Tillerson calls on Rouhani to stop Iran's ballistic missile tests
Iran Press TV
Sun May 21, 2017 4:32AM
US Secretary of State Rex Tillerson has called on Iranian President Hassan Rouhani to end the country's ballistic missile tests in what is Washington's first reaction to his re-election.
Tillerson made the remarks during a joint news conference with his Saudi counterpart on Saturday following Rouhani's landslide election victory and winning a second term in office through presidential polls held on Friday.
He repeated a Western accusation that Iran supports terrorism, saying, "What I would hope, is that Rouhani... use that (new) term to begin a process of dismantling Iran's network of terrorism, dismantling its financing of the terrorist network, dismantling the manning and the logistics and everything that they provide to these destabilizing forces that exist in this region."
"We also hope that he puts an end to their ballistic missile testing," Tillerson said on the first day of a visit by President Donald Trump to Saudi Arabia where he signed a whopping $110 billion weapons deal with the Saudi kingdom.
Tehran has always said its missile tests pose no threat to any country and that they are conducted to boost Iran's defense capabilities, enhance national security and promote regional peace and stability.
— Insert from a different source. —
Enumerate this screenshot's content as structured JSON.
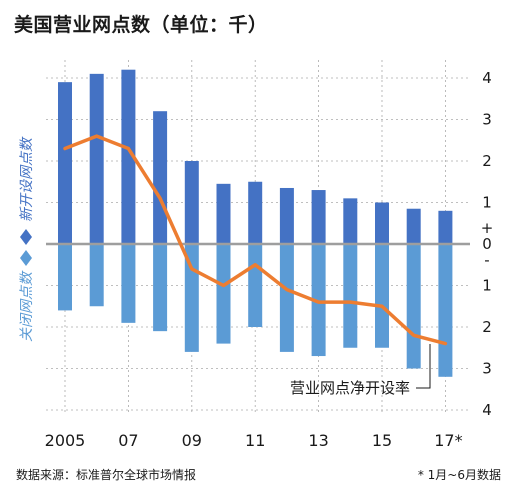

The United States and its allies, particularly Saudi Arabia, have always drawn massive criticism for supporting and financing terrorist groups, which have carried out numerous terrorist attacks in the Middle East, throughout Europe and elsewhere.
Since 2011, the Saudi regime has also been sponsoring Takfiri terrorists fighting against the Syrian government, which has left hundreds of thousands dead and millions more displaced.
Trump, who arrived in Riyadh on Friday, signed an arms deal with the Saudi kingdom that has been pounding Yemen since March 2015, an assault that has so far left 12,000 people dead, most of them civilians.
The pact includes a $6 billion contract to assemble 150 Lockheed Martin Blackhawk helicopters in Saudi Arabia. It also includes a $1 billion THAAD missile system and a contract for four multi-mission warships worth $11.5 billion.